The neuroimaging results in our patient are similar to those reported in patients with Nasu-Hakola disease, which is characterized by systemic bone cysts and early-onset progressive cognitive decline with leukoencephalopathy. Nasu-Hakola disease is caused by loss-of-function mutations in the DNAX-activating protein of the 12-kDa triggering receptor expressed on myeloid cells (DAP12-TREM2) protein complex (16). Brain CT findings in patients with Nasu-Hakola disease also show multiple calcifications in the basal ganglia (17). Furthermore, multiple cystic bone lesions are caused by osteoclast cytoskeletal reorganization due to the aberrant DAP12 cascade, which is related to CSF1R signaling (18). Nasu-Hakola disease and HDLS may share common pathomechanisms related to brain calcification, at least in part.

In our patient, progressive non-fluent aphasia was the initial symptom. However, HDLS leads to various clinical phenotypes and prognoses (19). Personality and behavioral changes are usually the common initial symptoms in HDLS. To our knowledge, only three cases with CSF1R mutations have been reported to exhibit difficulties in expressing words or impaired verbal fluency as the initial symptom [ (20-22); (Table 2)]. In all HDLS patients, aphasia has been categorized as motor aphasia. Lee et al. (21) described a case with progressive non-fluent aphasia and hypometabolism in the bilateral putamen and cortical areas as indicated by 2-deoxy-2-[fluorine-18]-fluoro-D-glucose positron emission tomography (18F-FDG-PET) integrated with CT (21). In our case, SPECT indicated hypoperfusion dominantly on the right side of the frontal and parietal lobes. Previous studies have reported the presence of diffuse hypometabolism in the frontal and parietal areas using PET, or frontotemporal or frontoparietal hypoperfusion using 99-Tc-ethyl cysteinate dimer (99mTc-ECD) single-photon emission CT (3,23,24). Patients with CSF1R mutations may, therefore, predominantly demonstrate functional decline in the frontal lobe, which is in line with a previous finding (4). Further studies are needed to assess the relationship between verbal symptoms and frontal lobe dysfunction in patients with CSF1R mutations.

Table 2.

Cases with CSF1R Mutations Presenting with Progressive Verbal Non-fluency as an Initial Symptom.

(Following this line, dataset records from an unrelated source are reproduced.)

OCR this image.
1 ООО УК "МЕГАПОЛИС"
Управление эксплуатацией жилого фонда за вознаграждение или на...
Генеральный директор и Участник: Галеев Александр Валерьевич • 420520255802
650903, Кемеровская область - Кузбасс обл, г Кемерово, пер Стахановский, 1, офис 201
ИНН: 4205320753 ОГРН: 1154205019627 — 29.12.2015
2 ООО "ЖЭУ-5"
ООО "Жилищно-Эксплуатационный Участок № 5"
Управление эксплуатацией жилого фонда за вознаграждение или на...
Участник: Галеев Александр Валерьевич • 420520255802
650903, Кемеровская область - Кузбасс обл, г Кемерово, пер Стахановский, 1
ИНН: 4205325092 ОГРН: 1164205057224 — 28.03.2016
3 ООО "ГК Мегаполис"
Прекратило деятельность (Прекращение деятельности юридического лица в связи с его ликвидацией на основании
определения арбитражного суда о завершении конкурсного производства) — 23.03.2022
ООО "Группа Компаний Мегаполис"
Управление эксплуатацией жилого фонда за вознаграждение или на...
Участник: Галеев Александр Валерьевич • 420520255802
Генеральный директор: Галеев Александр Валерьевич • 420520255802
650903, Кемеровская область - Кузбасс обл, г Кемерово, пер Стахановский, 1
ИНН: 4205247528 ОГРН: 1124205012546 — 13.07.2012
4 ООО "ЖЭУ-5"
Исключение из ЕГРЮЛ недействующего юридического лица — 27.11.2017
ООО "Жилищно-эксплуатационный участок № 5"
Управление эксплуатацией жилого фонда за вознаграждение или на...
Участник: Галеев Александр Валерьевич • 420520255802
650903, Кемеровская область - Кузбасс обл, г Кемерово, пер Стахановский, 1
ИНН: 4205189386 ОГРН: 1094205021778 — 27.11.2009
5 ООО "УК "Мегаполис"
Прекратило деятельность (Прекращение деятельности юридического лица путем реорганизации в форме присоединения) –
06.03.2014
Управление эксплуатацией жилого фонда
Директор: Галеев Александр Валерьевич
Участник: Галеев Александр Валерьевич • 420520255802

Reference	20	21	22	Our case
Gender	Male	Female	Male	Female
Gene analyisis of CSF1R	p.R782G	c.2442+1 G>T	p.E664K	p.G589R
Age at onset	57	47	56	47
Initial symptom	Slurred speech and difficulty finishing sentences	Imaired verbal fluency	Word finding difficulty	Difficulty of words expression
Type of aphasia at onset	Motor aphasia	Transcortical motor aphasia	Motor aphasia	Transcortical motor aphasia
Apraxia	+	-	-	+
Cognitive decline	+	+	+	+
Leukoencepahlopathy in the dep white matter on brain MRI	+	+	+	+
Hypoperfision regions in brain PET/SPECT	NA	Hypoperfusion in thalamus and diffuse cortical area	NA	Bilaterally hypoperfusion in the frontal and parietal lobes.

In conclusion, we herein described a patient with early-onset cognitive decline and a CSF1R mutation who initially presented with aphasia. Interspersed calcification in the frontal subcortical white matter is a decisive finding in making a diagnosis for HDLS and subjecting patients to genetic testing for CSF1R mutations.

The authors state that they have no Conflict of Interest (COI).